# Finally got my GI 60 - mini review.



## crakbot (Nov 5, 2005)

Well, I finally got my Atom Lab GI 60 fork after about a month but I guess to all that were wondering, they are in stock.

I only rode it around the street but I'm taking it to the local BMX track to do more testing so I'll post a more in depth review tomorrow.

First Impressions:

Pretty stiff laterally. I'd say the fork is about as stiff as a rigid. Probably the stiffest fork I've ever ridden.

Rebound seems really fast but doesn't pogo or anything. I'm curious to try it in a rhythm section. But when you pull up the front end you can feel it top out as the wheel comes off the ground. 

The steerer tube is only 7.5 inches. May not be a big deal for most people but I had a bunch of spacers on my old setup to raise the bars so I now I have to buy taller bars since I can't run any more spacers.

Atom Lab needs to invest in some packaging. The thing was just lying in a thin carboard box without any foam inserts or anything so the brake tab was sticking out of the box and get bent when every other box was stacked on top of it. I don't run a front brake but I'll get UPS to buy me some new lowers so I'll at least have the option.

Anyway, I'll post an actual review for anyone interested tomorrow. But my first impression seems to be it's exactly what it says it is. If they could shave a 1/2 lb and $40 off the price I say it would probably be a steal.


----------



## dd13 (Oct 6, 2005)

sounds pretty sweet.whered you get it form,local shop on online?post some pics of it on the bike!


----------



## A Grove (Nov 12, 2006)

Pics!


----------



## BikeSATORI (Mar 20, 2004)

awesome. Looking forward to hearing more, and seeing some pics of it set-up.


----------



## Iggz (Nov 22, 2006)

How bad is the top out? Sounds sick though


----------



## defconfour (Sep 30, 2004)

I just got a quick driveway spin with my GI60 and agree w/ a lot of whate crakbot said.

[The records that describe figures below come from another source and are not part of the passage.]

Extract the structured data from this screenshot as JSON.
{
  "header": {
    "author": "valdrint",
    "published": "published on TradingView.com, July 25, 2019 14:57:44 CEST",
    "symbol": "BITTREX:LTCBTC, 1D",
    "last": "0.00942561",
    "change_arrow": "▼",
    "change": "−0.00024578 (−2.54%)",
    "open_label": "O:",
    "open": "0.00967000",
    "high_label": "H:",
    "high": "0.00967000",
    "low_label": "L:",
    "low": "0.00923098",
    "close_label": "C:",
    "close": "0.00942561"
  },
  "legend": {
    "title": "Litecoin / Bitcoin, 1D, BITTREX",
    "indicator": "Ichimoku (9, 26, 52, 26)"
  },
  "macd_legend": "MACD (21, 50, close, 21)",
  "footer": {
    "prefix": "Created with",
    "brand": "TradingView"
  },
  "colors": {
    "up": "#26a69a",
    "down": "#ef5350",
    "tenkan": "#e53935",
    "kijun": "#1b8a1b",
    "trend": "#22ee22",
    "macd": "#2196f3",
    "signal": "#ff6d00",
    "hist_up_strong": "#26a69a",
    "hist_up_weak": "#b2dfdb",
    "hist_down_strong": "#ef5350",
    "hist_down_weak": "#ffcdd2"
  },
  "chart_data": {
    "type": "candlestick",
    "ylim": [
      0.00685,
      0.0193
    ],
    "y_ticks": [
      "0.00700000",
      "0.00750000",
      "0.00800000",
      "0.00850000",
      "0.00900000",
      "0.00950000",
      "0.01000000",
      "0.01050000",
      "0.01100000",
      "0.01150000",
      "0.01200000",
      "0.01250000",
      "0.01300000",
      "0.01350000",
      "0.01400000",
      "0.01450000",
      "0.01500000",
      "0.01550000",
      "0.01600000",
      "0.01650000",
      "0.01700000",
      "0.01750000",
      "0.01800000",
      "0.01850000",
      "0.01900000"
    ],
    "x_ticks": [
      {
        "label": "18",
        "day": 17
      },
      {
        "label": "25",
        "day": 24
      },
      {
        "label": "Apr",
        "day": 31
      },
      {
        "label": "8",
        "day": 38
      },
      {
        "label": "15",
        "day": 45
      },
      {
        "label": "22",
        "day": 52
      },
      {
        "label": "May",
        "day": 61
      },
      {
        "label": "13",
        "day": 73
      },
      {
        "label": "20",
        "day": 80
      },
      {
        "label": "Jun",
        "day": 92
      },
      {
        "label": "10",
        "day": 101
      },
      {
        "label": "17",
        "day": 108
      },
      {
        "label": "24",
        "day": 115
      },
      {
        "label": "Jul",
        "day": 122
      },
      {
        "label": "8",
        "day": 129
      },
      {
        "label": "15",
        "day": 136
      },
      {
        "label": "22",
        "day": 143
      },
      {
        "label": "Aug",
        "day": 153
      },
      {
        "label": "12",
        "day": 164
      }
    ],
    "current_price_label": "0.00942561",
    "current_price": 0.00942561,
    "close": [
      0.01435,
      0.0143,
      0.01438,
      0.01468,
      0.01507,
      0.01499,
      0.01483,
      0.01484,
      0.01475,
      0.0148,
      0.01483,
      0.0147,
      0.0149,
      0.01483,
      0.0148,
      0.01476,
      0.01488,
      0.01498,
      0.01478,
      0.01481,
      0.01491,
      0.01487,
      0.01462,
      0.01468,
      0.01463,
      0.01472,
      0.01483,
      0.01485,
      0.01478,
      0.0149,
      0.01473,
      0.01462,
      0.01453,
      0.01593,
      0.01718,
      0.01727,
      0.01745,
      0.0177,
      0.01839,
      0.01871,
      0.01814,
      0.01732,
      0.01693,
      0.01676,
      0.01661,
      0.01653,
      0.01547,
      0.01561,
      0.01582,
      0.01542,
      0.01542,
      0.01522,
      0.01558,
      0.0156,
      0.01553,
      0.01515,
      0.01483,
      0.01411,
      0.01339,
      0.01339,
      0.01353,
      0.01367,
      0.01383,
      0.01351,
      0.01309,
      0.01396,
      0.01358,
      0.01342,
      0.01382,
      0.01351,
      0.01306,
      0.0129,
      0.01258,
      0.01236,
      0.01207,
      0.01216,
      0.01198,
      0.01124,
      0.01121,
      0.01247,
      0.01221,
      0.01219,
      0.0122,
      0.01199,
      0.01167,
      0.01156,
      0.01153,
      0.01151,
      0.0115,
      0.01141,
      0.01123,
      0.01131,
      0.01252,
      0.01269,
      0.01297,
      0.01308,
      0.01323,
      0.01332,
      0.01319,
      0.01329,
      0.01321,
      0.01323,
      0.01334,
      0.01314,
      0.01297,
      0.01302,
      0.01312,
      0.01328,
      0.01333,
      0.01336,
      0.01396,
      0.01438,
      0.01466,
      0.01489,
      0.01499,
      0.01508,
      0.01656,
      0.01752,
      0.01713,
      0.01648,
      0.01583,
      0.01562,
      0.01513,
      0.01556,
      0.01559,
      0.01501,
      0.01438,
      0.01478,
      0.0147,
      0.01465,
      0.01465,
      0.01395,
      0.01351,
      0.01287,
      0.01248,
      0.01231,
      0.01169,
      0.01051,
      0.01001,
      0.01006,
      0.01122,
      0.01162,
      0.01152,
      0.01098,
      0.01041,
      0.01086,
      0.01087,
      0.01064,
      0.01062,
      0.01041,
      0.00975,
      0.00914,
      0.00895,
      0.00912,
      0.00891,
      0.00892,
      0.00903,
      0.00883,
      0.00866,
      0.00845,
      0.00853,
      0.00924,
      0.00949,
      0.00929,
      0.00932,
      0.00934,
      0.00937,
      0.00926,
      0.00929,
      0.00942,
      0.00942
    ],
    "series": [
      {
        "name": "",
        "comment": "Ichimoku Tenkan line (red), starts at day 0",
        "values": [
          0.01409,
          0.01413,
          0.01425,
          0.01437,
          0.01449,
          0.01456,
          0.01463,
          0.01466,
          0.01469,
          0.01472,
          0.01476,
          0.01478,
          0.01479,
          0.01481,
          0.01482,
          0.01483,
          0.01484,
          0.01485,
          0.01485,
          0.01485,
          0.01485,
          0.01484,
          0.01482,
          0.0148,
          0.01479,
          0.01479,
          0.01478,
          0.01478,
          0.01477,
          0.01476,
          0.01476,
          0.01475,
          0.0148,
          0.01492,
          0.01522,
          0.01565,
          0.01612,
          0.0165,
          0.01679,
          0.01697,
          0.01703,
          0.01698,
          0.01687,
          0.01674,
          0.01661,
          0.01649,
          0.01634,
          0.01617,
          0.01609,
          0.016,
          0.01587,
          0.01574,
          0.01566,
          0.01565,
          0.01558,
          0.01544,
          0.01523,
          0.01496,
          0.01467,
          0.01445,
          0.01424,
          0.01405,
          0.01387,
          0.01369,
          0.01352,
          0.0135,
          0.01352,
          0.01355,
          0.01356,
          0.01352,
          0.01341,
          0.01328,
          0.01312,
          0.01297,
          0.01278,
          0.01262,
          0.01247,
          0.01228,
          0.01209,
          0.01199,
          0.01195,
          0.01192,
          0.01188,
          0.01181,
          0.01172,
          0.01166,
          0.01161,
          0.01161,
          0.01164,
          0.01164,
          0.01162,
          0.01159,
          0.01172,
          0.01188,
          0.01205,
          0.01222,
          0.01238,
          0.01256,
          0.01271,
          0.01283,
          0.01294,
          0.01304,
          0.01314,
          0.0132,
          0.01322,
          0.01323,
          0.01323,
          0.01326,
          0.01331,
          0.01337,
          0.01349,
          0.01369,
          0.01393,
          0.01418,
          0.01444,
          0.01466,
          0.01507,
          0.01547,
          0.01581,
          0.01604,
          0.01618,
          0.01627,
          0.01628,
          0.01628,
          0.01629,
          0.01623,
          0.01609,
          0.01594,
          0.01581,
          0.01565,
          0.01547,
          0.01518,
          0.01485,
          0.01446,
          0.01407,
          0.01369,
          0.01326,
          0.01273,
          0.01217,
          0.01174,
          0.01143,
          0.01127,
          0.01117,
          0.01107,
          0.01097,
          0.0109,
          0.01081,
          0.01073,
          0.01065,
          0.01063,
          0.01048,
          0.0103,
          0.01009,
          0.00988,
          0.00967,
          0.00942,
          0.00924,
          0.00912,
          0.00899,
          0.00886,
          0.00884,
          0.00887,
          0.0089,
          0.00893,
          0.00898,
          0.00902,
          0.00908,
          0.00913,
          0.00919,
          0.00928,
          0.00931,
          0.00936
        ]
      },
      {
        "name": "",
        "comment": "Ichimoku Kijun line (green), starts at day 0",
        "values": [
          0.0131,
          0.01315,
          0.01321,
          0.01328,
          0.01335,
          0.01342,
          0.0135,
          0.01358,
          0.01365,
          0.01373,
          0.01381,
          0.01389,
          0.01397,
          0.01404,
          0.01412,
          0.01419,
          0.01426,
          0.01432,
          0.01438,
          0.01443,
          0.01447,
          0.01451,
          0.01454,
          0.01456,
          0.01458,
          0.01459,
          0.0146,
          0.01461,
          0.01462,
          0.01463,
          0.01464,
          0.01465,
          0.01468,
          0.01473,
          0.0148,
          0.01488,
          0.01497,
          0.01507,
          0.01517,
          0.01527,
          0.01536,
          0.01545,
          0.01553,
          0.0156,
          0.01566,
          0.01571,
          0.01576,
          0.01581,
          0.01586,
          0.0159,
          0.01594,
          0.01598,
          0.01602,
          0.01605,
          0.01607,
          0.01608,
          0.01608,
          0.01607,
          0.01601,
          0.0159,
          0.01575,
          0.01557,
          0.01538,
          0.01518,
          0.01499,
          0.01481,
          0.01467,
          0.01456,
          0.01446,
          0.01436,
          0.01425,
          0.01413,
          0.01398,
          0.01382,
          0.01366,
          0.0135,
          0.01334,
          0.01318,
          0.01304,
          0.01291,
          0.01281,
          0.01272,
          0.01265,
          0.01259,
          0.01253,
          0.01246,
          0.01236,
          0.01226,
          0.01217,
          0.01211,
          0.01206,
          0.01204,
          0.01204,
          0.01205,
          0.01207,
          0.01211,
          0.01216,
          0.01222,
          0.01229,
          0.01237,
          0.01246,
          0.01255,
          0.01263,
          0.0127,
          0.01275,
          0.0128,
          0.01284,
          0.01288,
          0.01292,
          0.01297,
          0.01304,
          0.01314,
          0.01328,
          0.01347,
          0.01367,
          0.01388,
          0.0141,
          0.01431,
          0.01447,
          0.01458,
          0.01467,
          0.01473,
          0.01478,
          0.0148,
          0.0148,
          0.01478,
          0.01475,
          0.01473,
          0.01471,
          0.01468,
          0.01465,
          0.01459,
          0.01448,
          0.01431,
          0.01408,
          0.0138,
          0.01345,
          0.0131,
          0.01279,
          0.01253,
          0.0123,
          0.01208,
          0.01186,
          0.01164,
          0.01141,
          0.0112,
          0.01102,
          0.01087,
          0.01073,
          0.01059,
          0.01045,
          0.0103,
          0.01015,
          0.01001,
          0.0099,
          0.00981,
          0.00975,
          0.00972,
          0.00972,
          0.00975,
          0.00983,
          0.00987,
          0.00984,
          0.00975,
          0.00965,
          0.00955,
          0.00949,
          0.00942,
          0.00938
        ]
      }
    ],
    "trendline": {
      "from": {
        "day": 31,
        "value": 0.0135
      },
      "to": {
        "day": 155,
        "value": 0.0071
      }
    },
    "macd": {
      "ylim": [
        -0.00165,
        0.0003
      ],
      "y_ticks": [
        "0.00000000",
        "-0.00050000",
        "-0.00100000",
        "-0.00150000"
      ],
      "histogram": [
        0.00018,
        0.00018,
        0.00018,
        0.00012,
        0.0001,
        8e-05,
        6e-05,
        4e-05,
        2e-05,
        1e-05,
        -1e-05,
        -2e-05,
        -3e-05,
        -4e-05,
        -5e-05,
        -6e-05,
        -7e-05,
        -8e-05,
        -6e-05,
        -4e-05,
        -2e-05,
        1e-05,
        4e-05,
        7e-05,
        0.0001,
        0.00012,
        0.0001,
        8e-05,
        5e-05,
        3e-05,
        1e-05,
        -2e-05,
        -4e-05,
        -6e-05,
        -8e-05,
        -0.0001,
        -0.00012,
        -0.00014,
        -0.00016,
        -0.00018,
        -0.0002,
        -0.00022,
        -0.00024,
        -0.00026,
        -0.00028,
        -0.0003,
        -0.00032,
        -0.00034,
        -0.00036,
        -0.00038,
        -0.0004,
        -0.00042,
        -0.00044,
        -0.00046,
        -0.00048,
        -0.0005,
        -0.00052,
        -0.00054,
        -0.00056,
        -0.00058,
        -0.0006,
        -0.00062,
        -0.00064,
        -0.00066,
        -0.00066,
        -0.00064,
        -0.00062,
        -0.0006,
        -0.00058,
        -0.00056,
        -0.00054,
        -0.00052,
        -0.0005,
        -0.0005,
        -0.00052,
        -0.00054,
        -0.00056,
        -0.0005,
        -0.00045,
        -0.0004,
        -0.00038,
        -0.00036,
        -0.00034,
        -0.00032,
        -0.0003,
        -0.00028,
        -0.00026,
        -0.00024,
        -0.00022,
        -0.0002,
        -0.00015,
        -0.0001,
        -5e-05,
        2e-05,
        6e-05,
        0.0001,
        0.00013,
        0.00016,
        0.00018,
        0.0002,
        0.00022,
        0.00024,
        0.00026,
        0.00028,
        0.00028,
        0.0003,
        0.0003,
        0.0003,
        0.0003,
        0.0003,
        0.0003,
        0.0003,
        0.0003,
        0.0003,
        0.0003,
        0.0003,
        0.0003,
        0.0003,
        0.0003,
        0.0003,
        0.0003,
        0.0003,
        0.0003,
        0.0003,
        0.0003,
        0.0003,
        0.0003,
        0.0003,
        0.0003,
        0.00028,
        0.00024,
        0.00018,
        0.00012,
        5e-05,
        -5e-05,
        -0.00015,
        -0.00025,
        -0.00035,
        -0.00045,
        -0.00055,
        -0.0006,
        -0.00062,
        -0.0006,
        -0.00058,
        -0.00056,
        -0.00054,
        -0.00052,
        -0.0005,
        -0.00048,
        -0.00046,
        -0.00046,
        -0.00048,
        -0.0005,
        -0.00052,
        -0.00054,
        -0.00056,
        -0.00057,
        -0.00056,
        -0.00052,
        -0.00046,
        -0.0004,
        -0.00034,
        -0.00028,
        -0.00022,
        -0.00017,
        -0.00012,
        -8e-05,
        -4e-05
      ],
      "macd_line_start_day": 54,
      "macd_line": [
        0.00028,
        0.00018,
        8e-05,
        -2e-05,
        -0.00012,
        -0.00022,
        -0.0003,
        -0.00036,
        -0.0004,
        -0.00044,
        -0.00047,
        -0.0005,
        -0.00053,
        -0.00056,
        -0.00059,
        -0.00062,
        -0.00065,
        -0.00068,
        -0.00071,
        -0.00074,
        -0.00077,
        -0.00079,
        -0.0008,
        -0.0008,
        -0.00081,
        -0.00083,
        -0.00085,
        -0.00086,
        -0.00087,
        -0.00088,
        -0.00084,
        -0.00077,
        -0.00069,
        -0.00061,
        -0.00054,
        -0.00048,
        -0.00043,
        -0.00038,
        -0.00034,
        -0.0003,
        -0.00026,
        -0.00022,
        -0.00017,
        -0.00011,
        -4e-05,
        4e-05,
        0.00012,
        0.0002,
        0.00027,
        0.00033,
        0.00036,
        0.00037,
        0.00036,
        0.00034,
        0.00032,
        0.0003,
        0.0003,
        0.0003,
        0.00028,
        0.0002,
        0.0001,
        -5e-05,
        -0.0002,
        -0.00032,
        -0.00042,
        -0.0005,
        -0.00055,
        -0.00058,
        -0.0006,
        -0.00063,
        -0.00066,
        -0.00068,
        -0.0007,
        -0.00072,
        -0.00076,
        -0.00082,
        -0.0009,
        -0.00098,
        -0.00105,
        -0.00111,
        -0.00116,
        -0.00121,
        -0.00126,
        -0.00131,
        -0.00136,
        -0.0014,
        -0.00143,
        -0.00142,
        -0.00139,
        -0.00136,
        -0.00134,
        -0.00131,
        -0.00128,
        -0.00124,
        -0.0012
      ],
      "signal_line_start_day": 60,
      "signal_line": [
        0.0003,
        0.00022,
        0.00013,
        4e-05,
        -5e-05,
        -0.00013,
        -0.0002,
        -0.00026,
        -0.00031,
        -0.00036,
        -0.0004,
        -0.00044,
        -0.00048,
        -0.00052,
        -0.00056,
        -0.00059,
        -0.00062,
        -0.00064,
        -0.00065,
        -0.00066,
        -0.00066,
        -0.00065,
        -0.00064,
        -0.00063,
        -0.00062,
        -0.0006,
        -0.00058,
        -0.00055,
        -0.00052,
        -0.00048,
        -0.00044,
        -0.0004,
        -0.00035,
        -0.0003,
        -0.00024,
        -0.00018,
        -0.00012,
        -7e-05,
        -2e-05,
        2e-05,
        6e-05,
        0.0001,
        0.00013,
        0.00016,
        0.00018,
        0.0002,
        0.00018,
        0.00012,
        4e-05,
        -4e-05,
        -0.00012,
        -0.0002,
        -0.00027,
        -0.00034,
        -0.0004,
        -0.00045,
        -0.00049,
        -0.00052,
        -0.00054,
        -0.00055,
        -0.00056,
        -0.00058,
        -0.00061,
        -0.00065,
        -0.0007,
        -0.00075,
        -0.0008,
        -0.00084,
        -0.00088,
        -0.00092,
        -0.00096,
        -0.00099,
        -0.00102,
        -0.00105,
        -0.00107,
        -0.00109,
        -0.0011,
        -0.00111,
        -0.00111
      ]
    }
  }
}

According to my scale - weight is 5.9lbs. Axle to crown is 18.5".

What I really like so far:

- Build - simple, straight forward, clean design
- 20mm axle - again simple straight forward, clean design. The only bummer is you need a fairly big wrench to tighten. But that goes with having a 20mm axle and the design they went with - which I would rather have.
- Burly - I love chromo parts and although I would never run pegs - it looks like this fork would have no problems. Laterally feels very stiff. 180 b-hops felt solid. Need more testing time but I think I will really like the overall lateral feel of this fork.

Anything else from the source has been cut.